Tag Archives: Jerry Sittser

“A Grace Disguised: How the Soul Grows Through Loss” by Jerry Sittser

In the fall of 1991, Jerry Sittser’s life changed when his wife, mother, and four-year old daughter were killed in a car crash while he and his other three children survived. The accident, as Sittser noted later, forced him down a course “which [he] had to journey whether [he] wanted to or not.”[1] He had to find a way to adjust to his new life as “there was no way out but ahead, into the abyss.”[2] As Sittser walked into the abyss, he kept a journal of his reflections in an effort to help process what was happening in and around him. Friends would later encourage him to write a book on the subject of catastrophic loss, hence the origins of this book.[3]

While the book A Grace Disguised contains vignettes of Sittser’s personal experience, it is not about his experience per se. Rather it is about the “universal experience of loss”[4] and the “transformation that can occur in our lives”[5] through this loss. As Sittser found in his own journey, it isn’t the “experience of loss that becomes the defining moment” of life but the way in which we “respond to loss that matters.”[6] In a way, Sittser’s book is akin to Viktor Frankl’s Man’s Search for Meaning in that both writers focus on how people respond to suffering and loss rather than trying to avoid or deny pain altogether.[7] (Sittser is familiar with Frankl’s book as he references it as something that helped him on his journey through the pain.)[8]

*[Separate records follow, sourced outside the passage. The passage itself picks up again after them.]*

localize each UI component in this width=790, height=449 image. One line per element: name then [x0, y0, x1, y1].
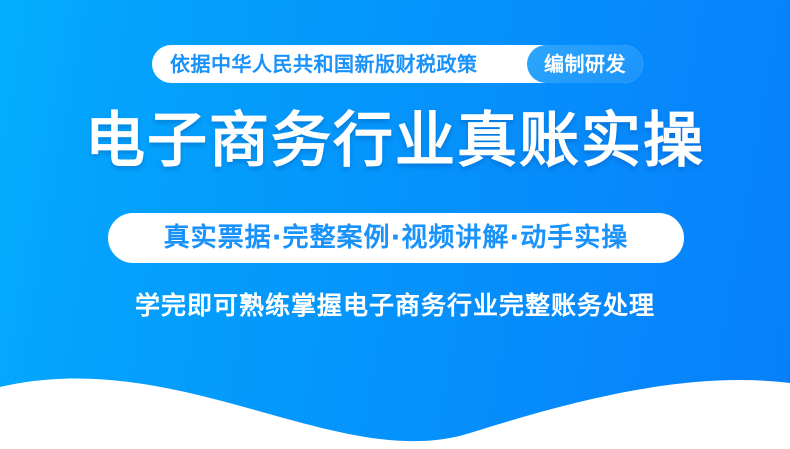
feature-list-pill: 真实票据·完整案例·视频讲解·动手实操 — [108, 213, 684, 263]
policy-badge-chip: 编制研发 — [527, 45, 643, 83]
policy-badge-label: 依据中华人民共和国新版财税政策 — [170, 54, 478, 74]
banner-main-title: 电子商务行业真账实操 — [0, 107, 790, 176]
policy-badge: 依据中华人民共和国新版财税政策 编制研发 — [152, 45, 643, 83]
banner-tagline: 学完即可熟练掌握电子商务行业完整账务处理 — [0, 291, 790, 321]
feature-list-label: 真实票据·完整案例·视频讲解·动手实操 — [164, 225, 629, 251]
promo-banner: 依据中华人民共和国新版财税政策 编制研发 电子商务行业真账实操 真实票据·完整案… — [0, 0, 790, 449]
policy-badge-chip-label: 编制研发 — [544, 54, 626, 74]
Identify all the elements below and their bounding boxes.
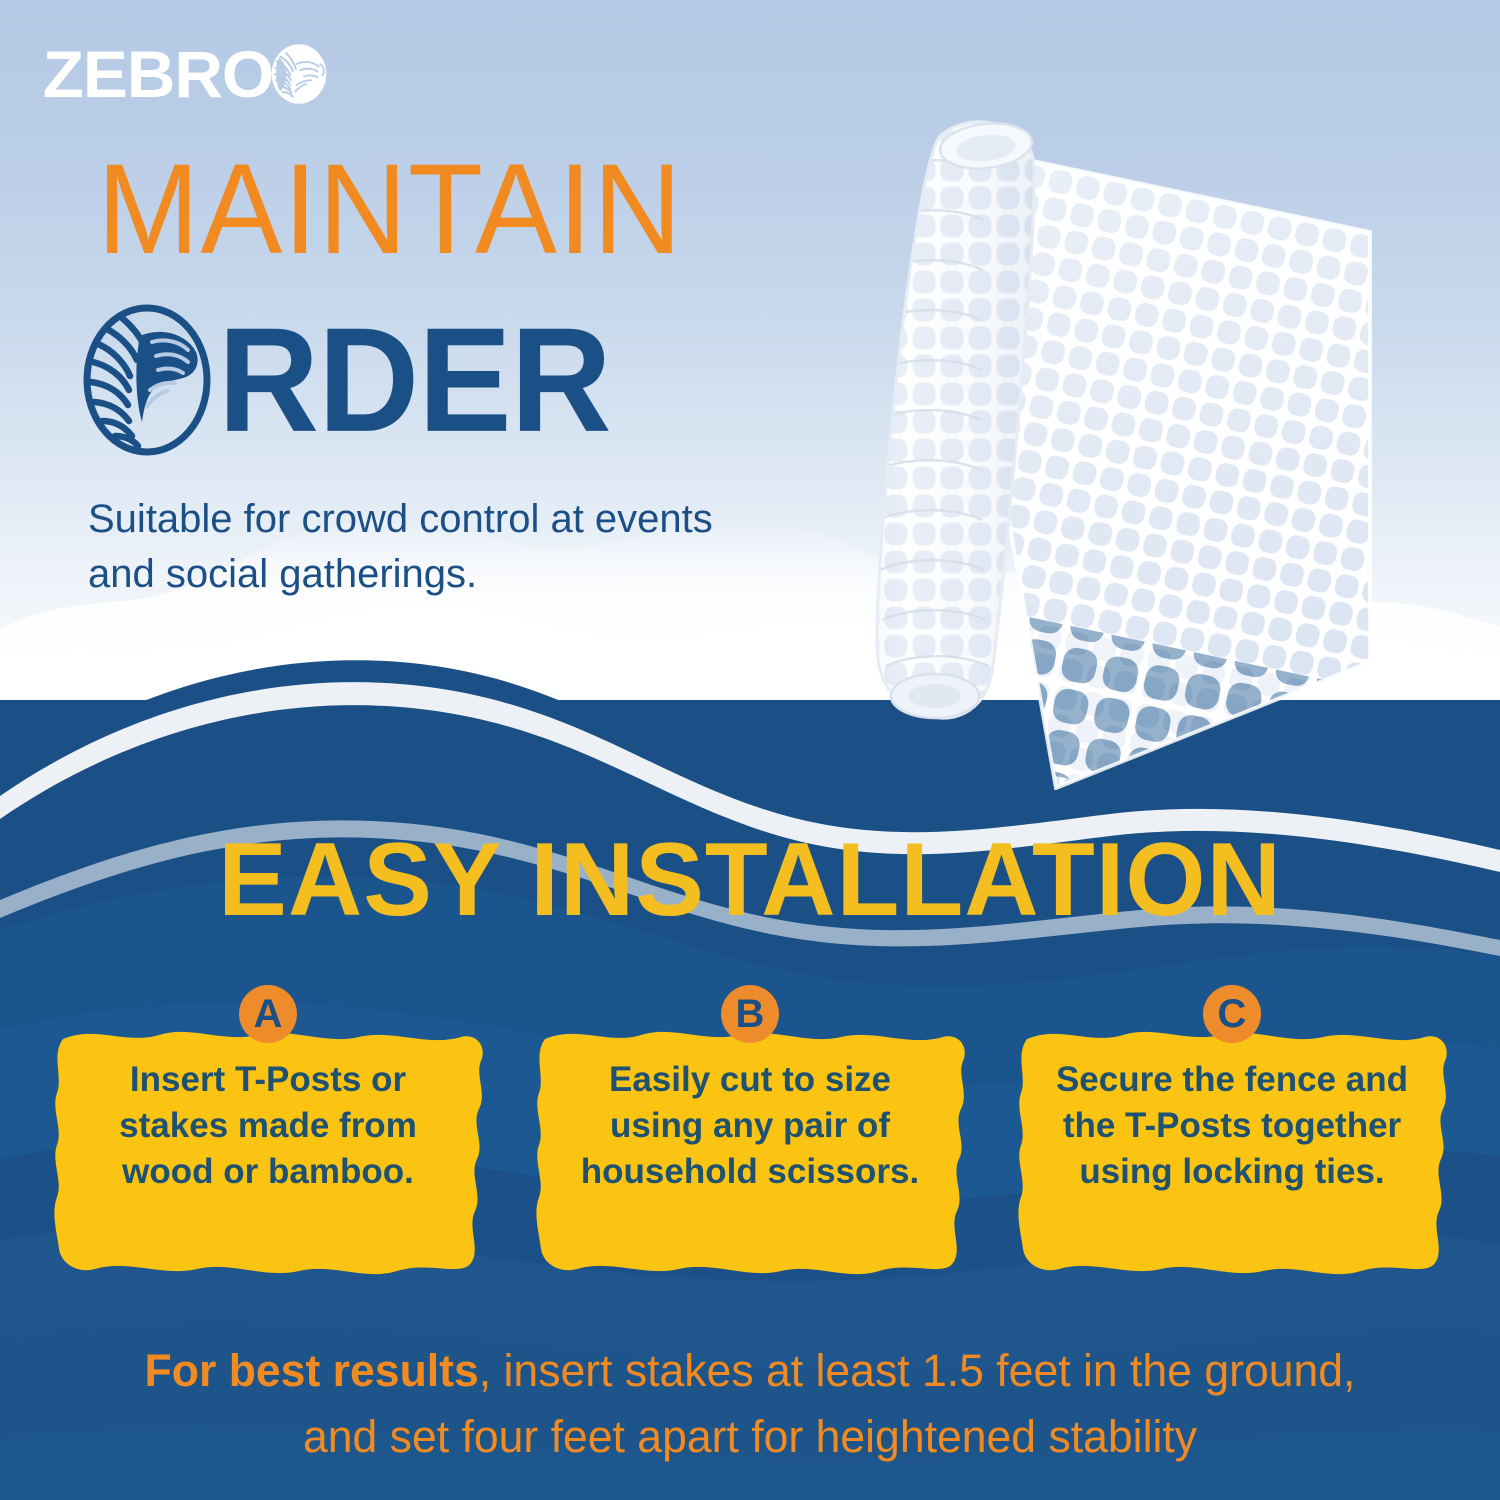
step-text-a: Insert T-Posts or stakes made from wood … xyxy=(79,1057,457,1195)
step-badge-letter: A xyxy=(254,994,283,1034)
zebra-head-oval-icon xyxy=(82,304,212,456)
product-image-mesh-fence-roll xyxy=(770,100,1410,790)
zebra-head-circle-icon xyxy=(268,43,330,105)
infographic-canvas: ZEBRO xyxy=(0,0,1500,1500)
step-text-c: Secure the fence and the T-Posts togethe… xyxy=(1043,1057,1421,1195)
brand-wordmark: ZEBRO xyxy=(43,41,274,107)
footer-note: For best results, insert stakes at least… xyxy=(8,1338,1493,1470)
headline-order-row: RDER xyxy=(82,300,611,460)
step-badge-b: B xyxy=(721,985,779,1043)
footer-note-lead: For best results xyxy=(145,1345,479,1396)
headline-order: RDER xyxy=(218,306,611,454)
headline-maintain: MAINTAIN xyxy=(97,146,683,274)
section-title-easy-installation: EASY INSTALLATION xyxy=(8,828,1493,932)
step-badge-c: C xyxy=(1203,985,1261,1043)
installation-steps: A Insert T-Posts or stakes made from woo… xyxy=(0,985,1500,1295)
brand-logo: ZEBRO xyxy=(45,38,330,110)
install-step-card-b[interactable]: B Easily cut to size using any pair of h… xyxy=(531,985,969,1285)
step-text-b: Easily cut to size using any pair of hou… xyxy=(561,1057,939,1195)
hero-subhead: Suitable for crowd control at events and… xyxy=(88,492,728,602)
install-step-card-c[interactable]: C Secure the fence and the T-Posts toget… xyxy=(1013,985,1451,1285)
install-step-card-a[interactable]: A Insert T-Posts or stakes made from woo… xyxy=(49,985,487,1285)
step-badge-letter: B xyxy=(736,994,765,1034)
step-badge-letter: C xyxy=(1218,994,1247,1034)
step-badge-a: A xyxy=(239,985,297,1043)
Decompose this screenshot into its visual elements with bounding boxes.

Though the book is fairly short, I found myself struggling to make it through the pages due to the subject material. Losing my wife and/or children through a sudden catastrophic loss like Sittser is one of my secret fears that sometimes keeps me awake at night. Knowing that they could die at any moment though the sheer randomness of the universe brings all kinds of emotions to the surface. It is as Sittser comments in chapter eight, “suffering may be at its fiercest when it is random, for we are then stripped of even the cold comfort that comes when events, however cruel, occur for a reason.”[9]

I, however, disagree with Sittser’s conclusion that God is in absolute control and that every event ultimately has a reason.[10] Instead I embrace the concept that humanity is engaged in a war between the spiritual forces of good and evil. When bad things happen, they do not happen due to the will or inaction of the Creator but rather because of the war around us. Jesus, who is in the trenches with us, promises to take the negative events in our lives and use them for good through the cruciform power of his love (Romans 8:18-39). Though this war motif may not encourage everyone, it helps me deal with the pain that comes from living in this world as it means my life is part of something bigger than what I see on the surface. Which, as it happens, is similar to the reason Sittser wants God to be in control.[11] Though we traveled different paths, in the end both Sittser and myself “choose to believe that there is a bigger picture”[12] in which our lives (the good and bad) play a part.


[1] Jerry Sittser, A Grace Disguised: How the Soul Grows Through Loss (Grand Rapids, Michigan: Zondervan, 2004), 29.

[2] Jerry Sittser, A Grace Disguised, 29.

[3] Jerry Sittser, A Grace Disguised, 18.

[4] Jerry Sittser, A Grace Disguised, 18.

[5] Jerry Sittser, A Grace Disguised, 17.

[6] Jerry Sittser, A Grace Disguised, 17.

[7] Viktor E. Frankl, Man’s Search for Meaning: An Introduction to Logotherapy (New York: Simon & Schuster, 1984), 80-81.

[8] Jerry Sittser, A Grace Disguised, 46-48.

[9] Jerry Sittser, A Grace Disguised, 111.

[10] Jerry Sittser, A Grace Disguised, 149-161.

[11] Jerry Sittser, A Grace Disguised, 118-119.

[12] Jerry Sittser, A Grace Disguised, 118.